In Kazakistan convivono molti gruppi etnici ad emblema della configurazione storico-culturale di un territorio che per molti secoli fu transito principale della Via della Seta. La coesistenza interetnica ed interreligiosa (il 55% della popolazione è musulmano, mentre il 40% cristiano-ortodosso) è uno dei risultati più importanti raggiunti dal programma “Kazakhstan-2030”, fissato da Nazarbayev nel 1997. Secondo tale linea politica, l’economia e la modernizzazione rappresentano il motore del benessere generale e della pacificazione, tanto più in un Paese uscito da una fase di destabilizzazione tra le più imponenti della storia recente, quale fu appunto la dissoluzione sovietica. A quel tempo, lungo l’arco geopolitico che va dal Caucaso all’Asia Centrale, l’impoverimento economico e l’incremento delle minacce fondamentaliste andavano di pari passo. Nazarbayev riuscì a garantire la stabilità politica e a fare del Kazakistan un’oasi di pace e sviluppo malgrado le difficoltà strutturali.

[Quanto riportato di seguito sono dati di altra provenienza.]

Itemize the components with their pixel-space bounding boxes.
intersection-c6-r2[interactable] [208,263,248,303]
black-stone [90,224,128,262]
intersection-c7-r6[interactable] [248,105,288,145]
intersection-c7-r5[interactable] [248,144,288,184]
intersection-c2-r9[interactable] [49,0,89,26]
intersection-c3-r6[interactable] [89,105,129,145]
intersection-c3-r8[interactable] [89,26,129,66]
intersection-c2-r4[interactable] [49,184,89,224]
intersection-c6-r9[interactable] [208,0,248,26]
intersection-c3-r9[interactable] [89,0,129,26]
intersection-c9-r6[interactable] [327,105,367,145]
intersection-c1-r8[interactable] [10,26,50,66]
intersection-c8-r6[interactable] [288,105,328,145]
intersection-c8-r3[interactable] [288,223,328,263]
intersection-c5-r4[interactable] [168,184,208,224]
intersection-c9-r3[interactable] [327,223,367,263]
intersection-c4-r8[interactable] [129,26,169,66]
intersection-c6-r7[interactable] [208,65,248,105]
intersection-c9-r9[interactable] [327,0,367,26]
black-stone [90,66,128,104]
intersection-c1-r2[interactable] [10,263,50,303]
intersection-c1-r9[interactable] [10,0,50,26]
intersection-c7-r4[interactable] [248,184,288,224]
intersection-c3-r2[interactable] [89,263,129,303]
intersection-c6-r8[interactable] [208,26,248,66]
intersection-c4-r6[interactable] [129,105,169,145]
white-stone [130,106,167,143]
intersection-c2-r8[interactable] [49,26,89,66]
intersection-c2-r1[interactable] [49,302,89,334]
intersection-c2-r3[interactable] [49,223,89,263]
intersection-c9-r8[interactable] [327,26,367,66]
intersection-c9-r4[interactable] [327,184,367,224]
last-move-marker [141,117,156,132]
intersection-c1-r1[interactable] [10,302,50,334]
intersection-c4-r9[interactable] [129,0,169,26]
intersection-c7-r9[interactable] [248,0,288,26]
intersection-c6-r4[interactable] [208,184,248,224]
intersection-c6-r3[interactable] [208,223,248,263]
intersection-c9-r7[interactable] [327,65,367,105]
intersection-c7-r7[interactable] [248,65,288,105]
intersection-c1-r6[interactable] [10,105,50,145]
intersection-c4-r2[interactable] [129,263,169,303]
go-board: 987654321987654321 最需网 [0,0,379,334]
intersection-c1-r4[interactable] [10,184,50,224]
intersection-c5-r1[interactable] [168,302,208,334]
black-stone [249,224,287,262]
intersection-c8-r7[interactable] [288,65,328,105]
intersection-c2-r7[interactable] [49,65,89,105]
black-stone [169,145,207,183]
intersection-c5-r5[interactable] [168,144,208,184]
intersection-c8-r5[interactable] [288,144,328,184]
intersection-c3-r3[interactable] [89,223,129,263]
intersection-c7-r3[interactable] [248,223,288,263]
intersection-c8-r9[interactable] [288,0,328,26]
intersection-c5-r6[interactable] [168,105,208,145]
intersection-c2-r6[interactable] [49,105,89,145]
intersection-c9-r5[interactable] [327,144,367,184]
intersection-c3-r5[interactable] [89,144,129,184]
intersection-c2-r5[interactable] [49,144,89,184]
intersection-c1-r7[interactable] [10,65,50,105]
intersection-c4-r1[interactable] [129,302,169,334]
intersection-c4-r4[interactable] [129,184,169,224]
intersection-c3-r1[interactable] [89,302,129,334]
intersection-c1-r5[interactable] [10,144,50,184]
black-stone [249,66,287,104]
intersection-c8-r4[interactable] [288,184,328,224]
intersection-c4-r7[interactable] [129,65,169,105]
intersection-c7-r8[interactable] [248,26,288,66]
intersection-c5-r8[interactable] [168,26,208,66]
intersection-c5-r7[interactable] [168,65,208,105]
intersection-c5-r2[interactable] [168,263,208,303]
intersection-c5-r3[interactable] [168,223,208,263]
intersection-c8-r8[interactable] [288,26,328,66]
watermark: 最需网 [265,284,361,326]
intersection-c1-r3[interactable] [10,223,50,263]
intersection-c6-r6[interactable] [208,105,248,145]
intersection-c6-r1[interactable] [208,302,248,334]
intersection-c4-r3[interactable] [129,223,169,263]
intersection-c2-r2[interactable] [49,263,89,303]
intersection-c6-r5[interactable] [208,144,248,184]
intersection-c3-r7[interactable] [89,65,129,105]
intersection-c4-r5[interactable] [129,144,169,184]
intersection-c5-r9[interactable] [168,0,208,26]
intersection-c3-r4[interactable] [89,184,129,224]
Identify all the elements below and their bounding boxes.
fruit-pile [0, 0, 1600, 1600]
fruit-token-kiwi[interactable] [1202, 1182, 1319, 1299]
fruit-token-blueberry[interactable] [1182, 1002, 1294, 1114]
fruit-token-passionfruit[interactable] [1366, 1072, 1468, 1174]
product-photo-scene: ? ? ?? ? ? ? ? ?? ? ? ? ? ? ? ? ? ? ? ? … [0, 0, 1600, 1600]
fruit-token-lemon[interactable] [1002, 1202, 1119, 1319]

Non solo petrolio e gas, settori comunque dominanti nell’economia nazionale, ma anche infrastrutture, tecnologie e servizi trovano il loro spazio in una realtà che è alla ricerca di una diversificazione economica importante. Stando ai dati del FMI, il PIL del Paese è in continua crescita e tra il 2009, anno della crisi economica internazionale, e il 2012 è salito da 187,8 a 235,6 miliardi di dollari, con un incremento del 5% nell’ultimo anno rispetto al 2011. Nel 2012 il tasso di disoccupazione è sceso al 5,3% contro le punte del 13,4% raggiunte alla fine degli anni Novanta. Il tasso di alfabetizzazione è addirittura più alto di quello italiano (99,5% contro 98,4%). Ovviamente, il Kazakistan è un Paese emergente divenuto indipendente in una fase storica critica e difficoltosa. Molti obiettivi devono dunque ancora essere raggiunti, soprattutto per quanto riguarda l’innalzamento degli standard di vita (l’aspettativa media alla nascita è di appena 70 anni contro i 78-81 dei Paesi più avanzati) e la sanità (la quota di PIL investito in tale settore è ancora ferma sul 4,3%), tuttavia il Kazakistan sta registrando indici di sviluppo importanti in tutti i settori ad un ritmo impressionante, considerando anche che la popolazione supera a malapena i 16 milioni di abitanti.

Sarebbe opportuno perciò che la stampa del nostro Paese evitasse giudizi affrettati o addirittura faziosi sull’onda emotiva della presunta amicizia personale tra Nazarbayev e Berlusconi, senza considerare che tra i numerosi leader politici coi quali il presidente kazako ha intrattenuto buoni rapporti diplomatici c’è anche Romano Prodi, intervenuto proprio lo scorso 23 maggio ad un incontro internazionale sulla crisi economica tenutosi ad Astana. A differenza del semplice cittadino, che ha la libertà di poter esprimere la sua opinione, il giornalista ha anche una grande responsabilità, quella di informare sulla base di dati oggettivi e verificati. La doverosa sintesi e le necessità di “velocizzazione” imposte dal giornalismo nella nuova era digitale non giustificano in alcun caso l’arbitrarietà e l’ignoranza.